Asked how he made the decision to join the interim government, he said: "Unlike the earlier coups, this coup was not to grab power, it was about governance issues. I had been articulating the view that the country was heading for economic disaster. After the interim government was formed, I was asked to come in to manage the country's finances. I did not offer to join the government on my own."

According to the Interim Finance Minister, who has taken some hard financial decisions in the recent national budget, the national debt had more than doubled in the six years of the previous government and the budget deficit was ballooning. In 2000, Fiji's external reserves were sufficient to cover the import bill for eight months, but in December 2006 it had come down and was enough to meet barely two months' imports. About 85 per cent of the budget went towards the cost of administration and servicing external debt, and corruption was endemic, he said. The economy was on the brink of collapse mainly because of negligence in the handling of the economy, according to him.

The international community particularly - Australia, New Zealand and the Commonwealth Secretariat - was quick to condemn the overthrow of the Qarase government. Chaudhry said: "It was the natural reaction of democratic societies but they failed to realise that this coup was not carried out by surprise. The takeover was imminent, the Army was warning for six months that unless the government changed the manner of governance, stemmed corruption, amended racial policies, amended proposed legislation, it would take over."
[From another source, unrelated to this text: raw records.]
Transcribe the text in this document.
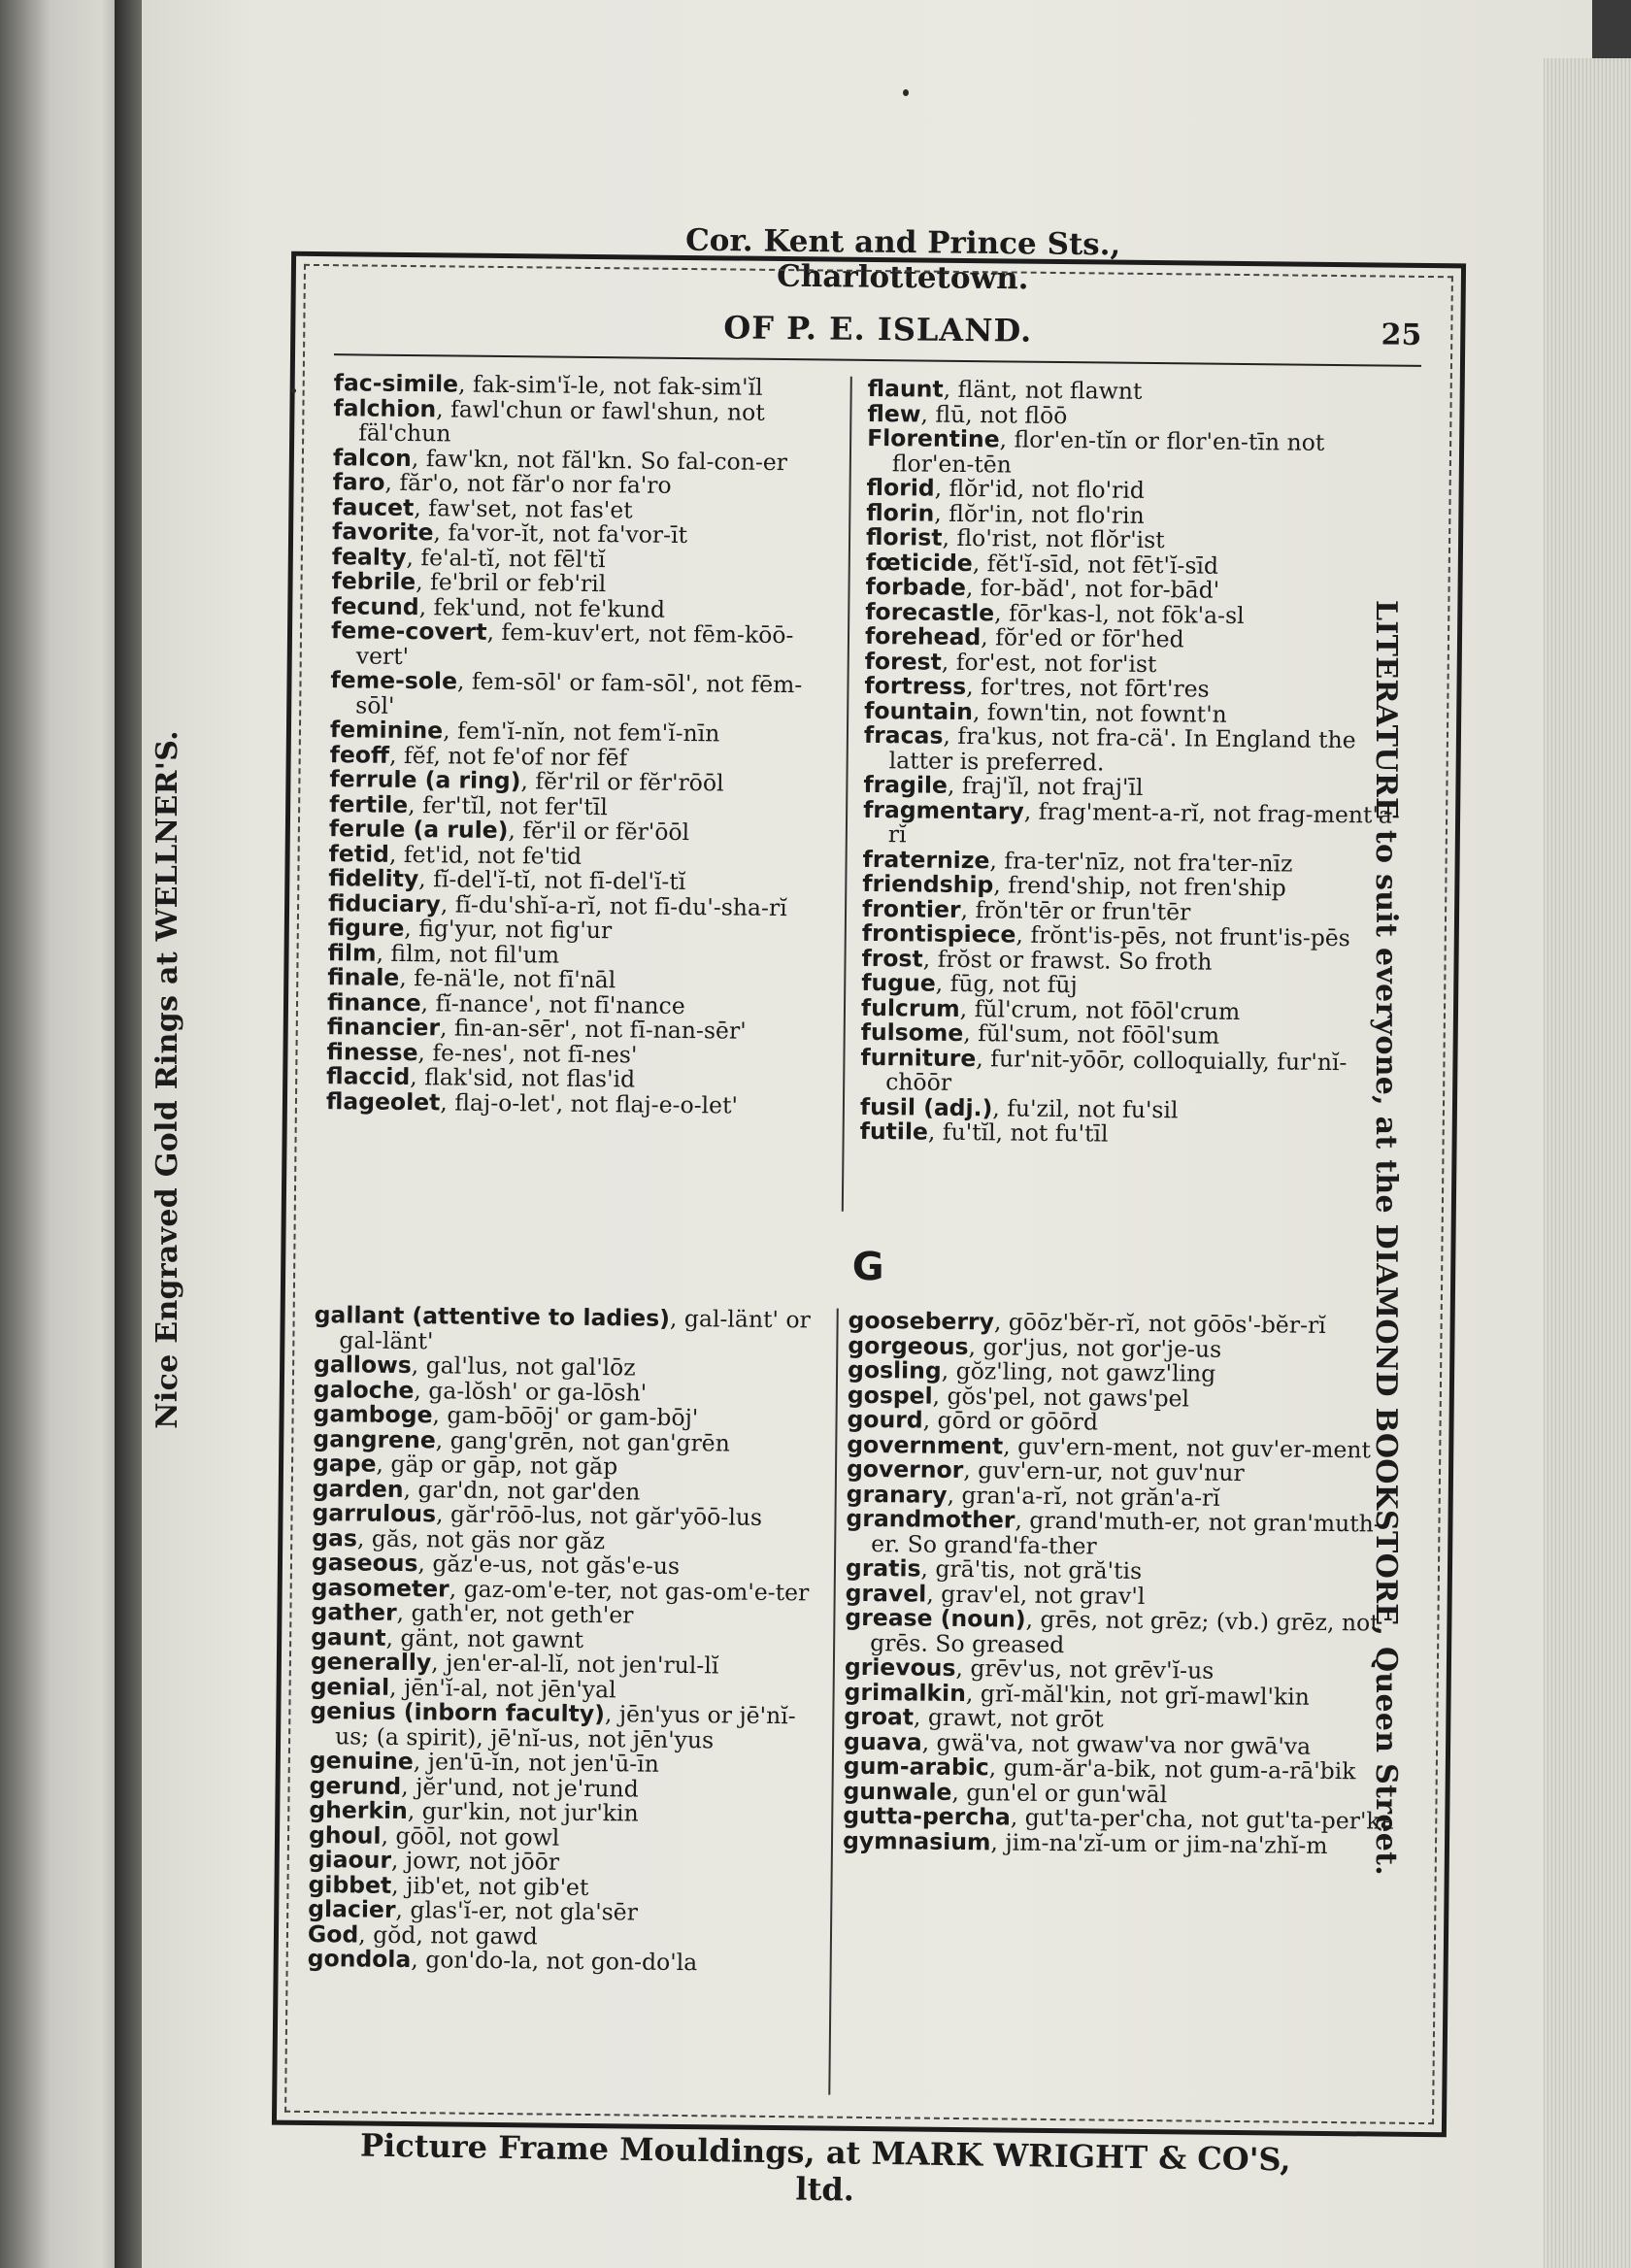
Cor. Kent and Prince Sts., Charlottetown.
Nice Engraved Gold Rings at WELLNER'S.	LITERATURE to suit everyone, at the DIAMOND BOOKSTORE, Queen Street.
Picture Frame Mouldings, at MARK WRIGHT & CO'S, ltd.
OF P. E. ISLAND.	25

fac-simile, fak-sim'ĭ-le, not fak-sim'ĭl

falchion, fawl'chun or fawl'shun, not fäl'chun

falcon, faw'kn, not făl'kn. So fal-con-er

faro, făr'o, not făr'o nor fa'ro

faucet, faw'set, not fas'et

favorite, fa'vor-ĭt, not fa'vor-īt

fealty, fe'al-tĭ, not fēl'tĭ

febrile, fe'bril or feb'ril

fecund, fek'und, not fe'kund

feme-covert, fem-kuv'ert, not fēm-kōō-vert'

feme-sole, fem-sōl' or fam-sōl', not fēm-sōl'

feminine, fem'ĭ-nĭn, not fem'ĭ-nīn

feoff, fĕf, not fe'of nor fēf

ferrule (a ring), fĕr'ril or fĕr'rōōl

fertile, fer'tĭl, not fer'tīl

ferule (a rule), fĕr'il or fĕr'ōōl

fetid, fet'id, not fe'tid

fidelity, fĭ-del'ĭ-tĭ, not fī-del'ĭ-tĭ

fiduciary, fĭ-du'shĭ-a-rĭ, not fī-du'-sha-rĭ

figure, fig'yur, not fig'ur

film, film, not fil'um

finale, fe-nä'le, not fī'nāl

finance, fĭ-nance', not fī'nance

financier, fin-an-sēr', not fī-nan-sēr'

finesse, fe-nes', not fī-nes'

flaccid, flak'sid, not flas'id

flageolet, flaj-o-let', not flaj-e-o-let'

flaunt, flänt, not flawnt

flew, flū, not flōō

Florentine, flor'en-tĭn or flor'en-tīn not flor'en-tēn

florid, flŏr'id, not flo'rid

florin, flŏr'in, not flo'rin

florist, flo'rist, not flŏr'ist

fœticide, fĕt'ĭ-sīd, not fēt'ĭ-sīd

forbade, for-băd', not for-bād'

forecastle, fōr'kas-l, not fōk'a-sl

forehead, fŏr'ed or fōr'hed

forest, for'est, not for'ist

fortress, for'tres, not fōrt'res

fountain, fown'tin, not fownt'n

fracas, fra'kus, not fra-cä'. In England the latter is preferred.

fragile, fraj'ĭl, not fraj'īl

fragmentary, frag'ment-a-rĭ, not frag-ment'a-rĭ

fraternize, fra-ter'nīz, not fra'ter-nīz

friendship, frend'ship, not fren'ship

frontier, frŏn'tēr or frun'tēr

frontispiece, frŏnt'is-pēs, not frunt'is-pēs

frost, frŏst or frawst. So froth

fugue, fūg, not fūj

fulcrum, fŭl'crum, not fōōl'crum

fulsome, fŭl'sum, not fōōl'sum

furniture, fur'nit-yōōr, colloquially, fur'nĭ-chōōr

fusil (adj.), fu'zil, not fu'sil

futile, fu'tĭl, not fu'tīl

G

gallant (attentive to ladies), gal-länt' or gal-länt'

gallows, gal'lus, not gal'lōz

galoche, ga-lŏsh' or ga-lōsh'

gamboge, gam-bōōj' or gam-bōj'

gangrene, gang'grēn, not gan'grēn

gape, gäp or gāp, not găp

garden, gar'dn, not gar'den

garrulous, găr'rōō-lus, not găr'yōō-lus

gas, găs, not gäs nor găz

gaseous, găz'e-us, not găs'e-us

gasometer, gaz-om'e-ter, not gas-om'e-ter

gather, gath'er, not geth'er

gaunt, gänt, not gawnt

generally, jen'er-al-lĭ, not jen'rul-lĭ

genial, jēn'ĭ-al, not jēn'yal

genius (inborn faculty), jēn'yus or jē'nĭ-us; (a spirit), jē'nĭ-us, not jēn'yus

genuine, jen'ū-ĭn, not jen'ū-īn

gerund, jĕr'und, not je'rund

gherkin, gur'kin, not jur'kin

ghoul, gōōl, not gowl

giaour, jowr, not jōōr

gibbet, jib'et, not gib'et

glacier, glas'ĭ-er, not gla'sēr

God, gŏd, not gawd

gondola, gon'do-la, not gon-do'la

gooseberry, gōōz'bĕr-rĭ, not gōōs'-bĕr-rĭ

gorgeous, gor'jus, not gor'je-us

gosling, gŏz'ling, not gawz'ling

gospel, gŏs'pel, not gaws'pel

gourd, gōrd or gōōrd

government, guv'ern-ment, not guv'er-ment

governor, guv'ern-ur, not guv'nur

granary, gran'a-rĭ, not grăn'a-rĭ

grandmother, grand'muth-er, not gran'muth-er. So grand'fa-ther

gratis, grā'tis, not gră'tis

gravel, grav'el, not grav'l

grease (noun), grēs, not grēz; (vb.) grēz, not grēs. So greased

grievous, grēv'us, not grēv'ĭ-us

grimalkin, grĭ-măl'kin, not grĭ-mawl'kin

groat, grawt, not grōt

guava, gwä'va, not gwaw'va nor gwā'va

gum-arabic, gum-ăr'a-bik, not gum-a-rā'bik

gunwale, gun'el or gun'wāl

gutta-percha, gut'ta-per'cha, not gut'ta-per'ka

gymnasium, jim-na'zĭ-um or jim-na'zhĭ-m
"Coups have been traumatic events for me, my family and the political party I represent. I have come to view them as part of the political process. The country is going through another difficult stage in its political evolution. I hope at the end of this takeover, when we return to democracy, we would have completely eradicated the culture of coups from Fiji," he added.

Although the easing of the stringent regulations has provided a modicum of relief to the people, there will be little improvement in the hard economic conditions and rising unemployment until the government takes further steps towards democracy and ensuring that the economic sanctions are lifted.